Con riferimento, invece, alla Terza Delibera, la stessa è stata ritenuta valida, in quanto risultava la partecipazione di entrambi i soci (socio Amministratore, titolare del 5% e l’altro socio amministratore, titolare del restante 95%), ma inefficace per i seguenti motivi:
- Amministratore aveva votato contro la revoca dei compensi;
- il fatto che vi fosse una situazione di crisi economica era circostanza già nota alla Società fin dalla Prima Delibera ed era proprio per questa ragione che erano stati approvati i compensi solo per il primo quadrimestre.
La Società, inoltre, depositava in giudizio anche una presunta mail inviata dall’Amministratore al commercialista e consulente del lavoro, in cui avrebbe manifestato il proprio assenso al contenuto della Seconda Delibera, ma la prova veniva ritenuta inammissibile dal Tribunale sia dal punto di vista formale, che sostanziale.
Sotto il primo profilo il Tribunale condivide l’eccezione sollevata dall’Amministratore, il quale aveva provveduto a presentare querela, in quanto, successivamente alla cessazione dalla carica, erano state modificate le credenziali di accesso alla propria casella mail.
Dal punto di vista sostanziale, invece, i Giudici di Milano hanno evidenziato come la rimessione del debito sia efficace solo a condizione che la comunicazione venga inviata dal creditore (Amministratore) al debitore (la Società): “la remissione del debito espressa è strutturata, ai sensi dell’art. 1236 c.c., quale negozio unilaterale recettizio relativamente al quale la dichiarazione ex parte creditoris diventa operativa dei suoi tipici effetti estintivi soltanto in conseguenza della relativa comunicazione al debitore (art. 1334 cod. civ.). Ne consegue che, non può essere attribuita validità ed efficacia di remissione del debito alla dichiarazione remissoria che sia indirizzata da parte del remittente a terzi rispetto al rapporto obbligatorio cui la stessa si riferisce” (cfr. sul punto Cass. Civ. n. 2021 del 1995; Cass. Civ. n. 3559 del 1976; Cass. Civ. n. 1100 del 1974; Cass. Civ.n. 2111 del 1968; Cass. Civ. n. 959 del 1967).

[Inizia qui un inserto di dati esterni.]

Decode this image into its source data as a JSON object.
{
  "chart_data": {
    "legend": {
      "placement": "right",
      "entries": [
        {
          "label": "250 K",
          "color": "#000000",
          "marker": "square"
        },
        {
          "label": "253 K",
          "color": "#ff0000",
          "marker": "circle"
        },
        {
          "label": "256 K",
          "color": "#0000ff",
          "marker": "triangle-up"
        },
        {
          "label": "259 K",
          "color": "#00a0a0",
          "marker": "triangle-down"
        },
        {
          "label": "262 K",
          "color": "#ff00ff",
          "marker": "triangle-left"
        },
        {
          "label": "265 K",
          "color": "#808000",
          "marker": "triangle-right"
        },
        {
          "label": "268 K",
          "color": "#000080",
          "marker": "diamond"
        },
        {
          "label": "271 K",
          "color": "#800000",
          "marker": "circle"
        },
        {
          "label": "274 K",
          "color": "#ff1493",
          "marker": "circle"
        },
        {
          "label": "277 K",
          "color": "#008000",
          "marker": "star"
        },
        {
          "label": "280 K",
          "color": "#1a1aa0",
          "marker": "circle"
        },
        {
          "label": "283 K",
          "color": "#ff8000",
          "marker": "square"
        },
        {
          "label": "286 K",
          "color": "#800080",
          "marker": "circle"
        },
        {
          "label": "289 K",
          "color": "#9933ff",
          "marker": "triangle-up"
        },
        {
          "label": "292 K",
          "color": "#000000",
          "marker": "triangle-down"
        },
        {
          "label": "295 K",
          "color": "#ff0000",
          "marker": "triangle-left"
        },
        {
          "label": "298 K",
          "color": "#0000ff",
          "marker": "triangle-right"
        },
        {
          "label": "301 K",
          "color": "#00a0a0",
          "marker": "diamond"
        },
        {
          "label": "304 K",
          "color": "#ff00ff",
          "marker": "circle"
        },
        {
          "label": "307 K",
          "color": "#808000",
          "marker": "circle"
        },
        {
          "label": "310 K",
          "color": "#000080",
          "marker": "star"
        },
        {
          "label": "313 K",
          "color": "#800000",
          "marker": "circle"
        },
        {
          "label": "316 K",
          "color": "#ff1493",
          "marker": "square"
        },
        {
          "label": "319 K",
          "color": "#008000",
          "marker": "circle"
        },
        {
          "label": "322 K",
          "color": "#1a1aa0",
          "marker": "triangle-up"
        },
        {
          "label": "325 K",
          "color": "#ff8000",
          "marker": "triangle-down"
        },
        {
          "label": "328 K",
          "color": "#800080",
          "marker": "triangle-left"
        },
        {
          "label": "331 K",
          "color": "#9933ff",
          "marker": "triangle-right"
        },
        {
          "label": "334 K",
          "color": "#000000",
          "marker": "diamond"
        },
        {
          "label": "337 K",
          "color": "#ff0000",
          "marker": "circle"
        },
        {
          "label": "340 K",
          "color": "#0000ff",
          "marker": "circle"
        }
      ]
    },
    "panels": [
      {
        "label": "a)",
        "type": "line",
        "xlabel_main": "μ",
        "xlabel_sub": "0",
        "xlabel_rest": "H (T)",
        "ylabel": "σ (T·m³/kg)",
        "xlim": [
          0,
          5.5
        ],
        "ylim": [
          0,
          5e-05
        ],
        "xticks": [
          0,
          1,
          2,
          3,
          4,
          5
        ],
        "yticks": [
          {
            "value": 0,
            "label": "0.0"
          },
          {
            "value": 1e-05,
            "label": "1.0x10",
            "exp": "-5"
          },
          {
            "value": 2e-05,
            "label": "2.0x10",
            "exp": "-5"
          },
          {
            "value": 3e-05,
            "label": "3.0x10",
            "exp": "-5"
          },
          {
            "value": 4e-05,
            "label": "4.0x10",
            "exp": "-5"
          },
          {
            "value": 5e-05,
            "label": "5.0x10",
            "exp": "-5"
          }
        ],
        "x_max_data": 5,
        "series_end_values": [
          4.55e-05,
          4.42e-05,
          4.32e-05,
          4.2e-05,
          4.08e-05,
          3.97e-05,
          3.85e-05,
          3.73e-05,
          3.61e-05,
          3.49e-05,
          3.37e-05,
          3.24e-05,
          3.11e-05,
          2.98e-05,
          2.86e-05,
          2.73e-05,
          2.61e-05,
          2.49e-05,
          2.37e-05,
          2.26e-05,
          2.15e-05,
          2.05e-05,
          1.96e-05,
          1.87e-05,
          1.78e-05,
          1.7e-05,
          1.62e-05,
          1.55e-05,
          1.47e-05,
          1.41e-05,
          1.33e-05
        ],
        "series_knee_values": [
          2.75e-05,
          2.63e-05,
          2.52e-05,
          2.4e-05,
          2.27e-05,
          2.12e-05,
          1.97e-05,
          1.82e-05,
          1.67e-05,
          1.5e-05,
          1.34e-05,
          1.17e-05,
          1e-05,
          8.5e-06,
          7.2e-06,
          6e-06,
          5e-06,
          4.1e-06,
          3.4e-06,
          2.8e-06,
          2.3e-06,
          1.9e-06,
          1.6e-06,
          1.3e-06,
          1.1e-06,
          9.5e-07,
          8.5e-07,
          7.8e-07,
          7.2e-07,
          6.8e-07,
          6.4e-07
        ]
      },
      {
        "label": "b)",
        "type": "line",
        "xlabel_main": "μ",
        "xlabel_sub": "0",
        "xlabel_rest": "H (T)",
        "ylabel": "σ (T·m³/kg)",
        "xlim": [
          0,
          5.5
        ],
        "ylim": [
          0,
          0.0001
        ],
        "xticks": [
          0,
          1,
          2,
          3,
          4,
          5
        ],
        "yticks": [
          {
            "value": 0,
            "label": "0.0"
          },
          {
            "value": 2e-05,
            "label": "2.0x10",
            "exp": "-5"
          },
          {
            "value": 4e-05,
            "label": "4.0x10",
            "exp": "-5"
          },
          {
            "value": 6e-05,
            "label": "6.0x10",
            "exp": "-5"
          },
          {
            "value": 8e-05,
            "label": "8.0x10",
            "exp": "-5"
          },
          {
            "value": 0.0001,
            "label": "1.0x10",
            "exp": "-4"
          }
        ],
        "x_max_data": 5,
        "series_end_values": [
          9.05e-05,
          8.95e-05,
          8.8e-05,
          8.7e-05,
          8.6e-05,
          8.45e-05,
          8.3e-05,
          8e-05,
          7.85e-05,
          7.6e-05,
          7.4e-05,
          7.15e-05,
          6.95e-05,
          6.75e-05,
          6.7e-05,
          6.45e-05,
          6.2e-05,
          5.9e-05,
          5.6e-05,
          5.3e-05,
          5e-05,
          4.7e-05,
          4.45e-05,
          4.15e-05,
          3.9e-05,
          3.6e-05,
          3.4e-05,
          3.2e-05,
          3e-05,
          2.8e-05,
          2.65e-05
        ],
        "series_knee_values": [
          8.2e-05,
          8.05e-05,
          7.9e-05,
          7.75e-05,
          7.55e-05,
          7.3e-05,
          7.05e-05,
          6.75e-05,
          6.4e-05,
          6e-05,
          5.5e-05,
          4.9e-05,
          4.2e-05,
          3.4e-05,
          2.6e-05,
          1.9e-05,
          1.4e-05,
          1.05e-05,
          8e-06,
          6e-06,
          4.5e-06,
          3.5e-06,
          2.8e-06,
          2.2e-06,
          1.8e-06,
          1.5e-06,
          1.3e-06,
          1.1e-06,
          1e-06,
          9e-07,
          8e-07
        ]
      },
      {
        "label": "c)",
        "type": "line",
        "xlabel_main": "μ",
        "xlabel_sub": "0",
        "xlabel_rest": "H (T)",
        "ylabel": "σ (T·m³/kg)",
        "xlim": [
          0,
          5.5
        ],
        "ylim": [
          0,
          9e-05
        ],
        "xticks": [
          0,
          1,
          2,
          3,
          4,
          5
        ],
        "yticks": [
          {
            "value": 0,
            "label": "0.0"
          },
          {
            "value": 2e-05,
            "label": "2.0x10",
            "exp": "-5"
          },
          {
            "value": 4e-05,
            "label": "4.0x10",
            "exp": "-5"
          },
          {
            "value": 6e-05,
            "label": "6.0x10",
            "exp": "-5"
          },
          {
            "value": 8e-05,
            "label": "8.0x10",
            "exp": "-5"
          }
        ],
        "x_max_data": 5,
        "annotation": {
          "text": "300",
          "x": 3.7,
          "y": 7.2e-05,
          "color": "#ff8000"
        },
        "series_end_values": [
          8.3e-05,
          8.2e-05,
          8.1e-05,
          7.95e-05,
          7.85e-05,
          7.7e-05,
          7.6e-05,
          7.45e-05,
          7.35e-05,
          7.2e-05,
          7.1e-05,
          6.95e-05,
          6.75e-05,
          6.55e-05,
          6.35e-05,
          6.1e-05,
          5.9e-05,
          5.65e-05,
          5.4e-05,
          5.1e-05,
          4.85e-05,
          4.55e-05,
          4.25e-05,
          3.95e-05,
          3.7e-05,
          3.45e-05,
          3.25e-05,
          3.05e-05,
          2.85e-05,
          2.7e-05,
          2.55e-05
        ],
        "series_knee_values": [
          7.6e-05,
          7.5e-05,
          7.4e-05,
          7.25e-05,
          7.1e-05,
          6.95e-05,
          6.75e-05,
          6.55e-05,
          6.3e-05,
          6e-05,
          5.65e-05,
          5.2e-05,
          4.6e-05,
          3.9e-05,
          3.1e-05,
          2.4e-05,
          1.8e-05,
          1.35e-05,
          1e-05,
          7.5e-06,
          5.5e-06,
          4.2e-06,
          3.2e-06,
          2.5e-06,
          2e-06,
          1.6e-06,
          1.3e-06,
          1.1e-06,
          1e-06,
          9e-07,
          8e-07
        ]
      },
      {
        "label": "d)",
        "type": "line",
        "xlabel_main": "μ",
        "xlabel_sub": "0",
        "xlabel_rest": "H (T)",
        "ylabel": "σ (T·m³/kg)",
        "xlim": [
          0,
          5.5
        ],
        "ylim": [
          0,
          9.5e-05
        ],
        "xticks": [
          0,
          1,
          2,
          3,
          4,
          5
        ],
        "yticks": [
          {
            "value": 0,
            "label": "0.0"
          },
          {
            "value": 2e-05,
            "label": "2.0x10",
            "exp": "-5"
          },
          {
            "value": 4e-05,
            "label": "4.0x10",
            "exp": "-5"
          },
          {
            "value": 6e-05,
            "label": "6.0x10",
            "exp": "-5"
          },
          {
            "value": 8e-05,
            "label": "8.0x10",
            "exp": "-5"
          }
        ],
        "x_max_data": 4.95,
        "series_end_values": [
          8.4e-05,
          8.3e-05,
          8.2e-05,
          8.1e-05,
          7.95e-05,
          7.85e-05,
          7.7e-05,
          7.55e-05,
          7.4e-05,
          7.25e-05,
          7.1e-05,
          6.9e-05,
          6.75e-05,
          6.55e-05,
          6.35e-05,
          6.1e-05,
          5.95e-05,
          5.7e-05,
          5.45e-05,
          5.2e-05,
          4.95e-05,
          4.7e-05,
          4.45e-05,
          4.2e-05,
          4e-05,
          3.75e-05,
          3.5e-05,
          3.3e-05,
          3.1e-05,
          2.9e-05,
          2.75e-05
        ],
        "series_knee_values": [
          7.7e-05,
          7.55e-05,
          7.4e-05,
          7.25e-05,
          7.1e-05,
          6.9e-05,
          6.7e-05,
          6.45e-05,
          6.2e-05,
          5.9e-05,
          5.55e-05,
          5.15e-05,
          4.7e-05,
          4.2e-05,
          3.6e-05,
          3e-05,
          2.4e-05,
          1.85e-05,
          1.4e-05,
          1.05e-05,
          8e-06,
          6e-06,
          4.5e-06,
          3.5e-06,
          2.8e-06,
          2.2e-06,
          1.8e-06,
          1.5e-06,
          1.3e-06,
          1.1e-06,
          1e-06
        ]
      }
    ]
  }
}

Per quanto riguarda, invece, il Secondo Decreto Ingiuntivo, il Tribunale ha accolto l’opposizione presentata dalla Società, revocando, quindi, il decreto ingiuntivo precedentemente emesso.
La Corte di Milano, infatti, ha ritenuto non dovuti i compensi per le seguenti ragioni:
- in linea generale il ruolo di amministratore può anche essere ricoperto gratuitamente;
- la Terza Delibera aveva ribadito la persistenza di una situazione di crisi economica per la Società (ragion per cui nella Prima Delibera erano stati approvati i compensi solo per il primo quadrimestre) e si è limitata a fornire disposizioni per il futuro, senza revocare i compensi già deliberati;
- la circostanza che la situazione di crisi economica non fosse vera (secondo l’Amministratore, infatti, il socio maggioritario, divenuto poi amministratore unico, aveva continuato a percepire normalmente il proprio emolumento) avrebbe dovuto essere fatta valere mediante impugnazione della delibera nei termini prescritti dalla legge.